Alright, so let’s dig a little deeper into the story – has it been an easy path overall and if not, what were the challenges you’ve had to overcome?
Honestly, it has been a lot smoother than it should have been when you consider all the different moving parts of my story. God has been incredibly gracious and generous to me and my family throughout our journey.

Thanks – so what else should our readers know about your work and what you’re currently focused on?
I have been a musician my whole life. I have been blessed to travel and play with some incredible artists over the years including my wife and four of our closest friends. We saw some minor success in those endeavors, but as we all got older, we had to re-prioritize, but we do have some music in the works that we plan to release in the late summer/early fall of this year.

Today I would say that I am mostly known for my maternity photography and Birth Story Films, but that is quickly changing since the pandemic hit, and I am becoming more known for my commercial fashion photography, film making and graphic design.

If I had to pick what I am most proud of from a business standpoint, it would be that I accomplished my dream of being able to allow my wife to quit her job and be a stay at home mom about seven years ago, and that she hasn’t had to work a “regular job” since then because my business has done so well. She works hard every day to care for me and our boys, and I am so happy that I could help give that to her. She worked so hard at her job during the early years of our marriage so that I could pursue all of my production and music endeavours, and now I have been able to flip that around and let her chase her dreams of being at home with our boys full-time.

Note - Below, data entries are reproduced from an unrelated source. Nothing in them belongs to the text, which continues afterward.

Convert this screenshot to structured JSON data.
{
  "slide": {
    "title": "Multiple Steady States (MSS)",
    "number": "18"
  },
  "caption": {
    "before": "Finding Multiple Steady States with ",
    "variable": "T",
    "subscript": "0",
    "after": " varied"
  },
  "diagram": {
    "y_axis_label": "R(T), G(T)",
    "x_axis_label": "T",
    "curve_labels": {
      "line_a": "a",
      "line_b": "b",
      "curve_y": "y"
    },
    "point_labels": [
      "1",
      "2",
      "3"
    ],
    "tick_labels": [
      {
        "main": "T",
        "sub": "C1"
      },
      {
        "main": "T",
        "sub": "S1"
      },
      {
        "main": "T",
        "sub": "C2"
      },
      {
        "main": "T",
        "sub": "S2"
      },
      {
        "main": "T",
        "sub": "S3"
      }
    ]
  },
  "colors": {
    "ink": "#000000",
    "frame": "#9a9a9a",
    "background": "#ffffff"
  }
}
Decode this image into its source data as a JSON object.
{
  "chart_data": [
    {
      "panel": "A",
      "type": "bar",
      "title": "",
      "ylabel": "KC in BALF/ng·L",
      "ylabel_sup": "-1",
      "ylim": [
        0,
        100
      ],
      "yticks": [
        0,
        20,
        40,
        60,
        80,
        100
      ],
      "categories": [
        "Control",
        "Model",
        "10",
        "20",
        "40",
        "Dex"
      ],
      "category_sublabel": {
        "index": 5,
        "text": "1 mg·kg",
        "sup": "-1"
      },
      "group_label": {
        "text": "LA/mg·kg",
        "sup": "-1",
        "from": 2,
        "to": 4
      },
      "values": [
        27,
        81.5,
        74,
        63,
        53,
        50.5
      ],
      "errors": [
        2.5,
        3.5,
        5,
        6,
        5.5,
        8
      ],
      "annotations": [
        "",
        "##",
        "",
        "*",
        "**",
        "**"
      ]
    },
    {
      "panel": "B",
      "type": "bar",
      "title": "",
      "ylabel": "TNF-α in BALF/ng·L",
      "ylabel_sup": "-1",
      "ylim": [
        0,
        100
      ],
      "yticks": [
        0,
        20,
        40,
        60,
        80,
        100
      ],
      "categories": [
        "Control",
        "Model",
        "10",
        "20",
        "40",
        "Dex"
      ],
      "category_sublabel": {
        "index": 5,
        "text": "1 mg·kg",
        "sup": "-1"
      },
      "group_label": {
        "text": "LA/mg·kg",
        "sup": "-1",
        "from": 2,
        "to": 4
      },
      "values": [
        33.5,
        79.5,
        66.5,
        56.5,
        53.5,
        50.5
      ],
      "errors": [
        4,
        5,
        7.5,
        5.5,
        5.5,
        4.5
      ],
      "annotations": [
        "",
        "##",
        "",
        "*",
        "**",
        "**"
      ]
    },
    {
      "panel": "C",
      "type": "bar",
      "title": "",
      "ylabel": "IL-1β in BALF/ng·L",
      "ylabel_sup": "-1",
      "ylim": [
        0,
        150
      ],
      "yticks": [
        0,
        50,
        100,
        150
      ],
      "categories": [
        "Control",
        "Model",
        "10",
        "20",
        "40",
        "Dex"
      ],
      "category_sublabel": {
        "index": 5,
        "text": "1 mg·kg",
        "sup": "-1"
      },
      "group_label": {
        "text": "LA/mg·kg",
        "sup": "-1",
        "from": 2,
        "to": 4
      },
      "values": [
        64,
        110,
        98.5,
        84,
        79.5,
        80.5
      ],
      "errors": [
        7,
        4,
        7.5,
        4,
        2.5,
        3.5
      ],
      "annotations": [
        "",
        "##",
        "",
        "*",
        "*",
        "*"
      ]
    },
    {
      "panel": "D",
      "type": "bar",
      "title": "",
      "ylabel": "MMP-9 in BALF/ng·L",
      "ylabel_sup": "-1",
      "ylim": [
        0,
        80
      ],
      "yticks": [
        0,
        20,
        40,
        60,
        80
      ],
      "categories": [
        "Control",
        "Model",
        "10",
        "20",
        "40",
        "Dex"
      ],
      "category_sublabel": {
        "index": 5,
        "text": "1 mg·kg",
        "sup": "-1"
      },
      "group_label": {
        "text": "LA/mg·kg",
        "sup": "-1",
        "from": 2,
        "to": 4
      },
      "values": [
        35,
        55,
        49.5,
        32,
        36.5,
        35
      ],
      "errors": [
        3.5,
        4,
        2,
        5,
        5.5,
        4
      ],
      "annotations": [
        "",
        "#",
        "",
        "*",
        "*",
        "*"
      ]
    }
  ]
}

A close second would be that I am really proud of my Birth Story Films and the unique gift that they have become for clients over the last few years. I am proud of the relationships that I have built while filming them and the honor I have been given by being invited into sharing such a life-changing and intimate setting with so many different families.

If I were to name one thing that I think sets me apart from a lot of other business owners is that I almost always see relationships before I see dollar signs. I care so much about helping other people succeed in what they are doing that I would rather get to know them and how I can serve them best, more than just getting a big paycheck. Which is not always an easy tension to live in when you’re running your own business. Sometimes your heart agrees to things that your budget can’t afford 🙂

Any big plans?
Right now, I am really content with where I am at. Things are going smoothly, I have consistent income for my family and we are almost debt-free because of that, which is what I am probably looking forward to the most. That and releasing new music for the first time in about 12 years.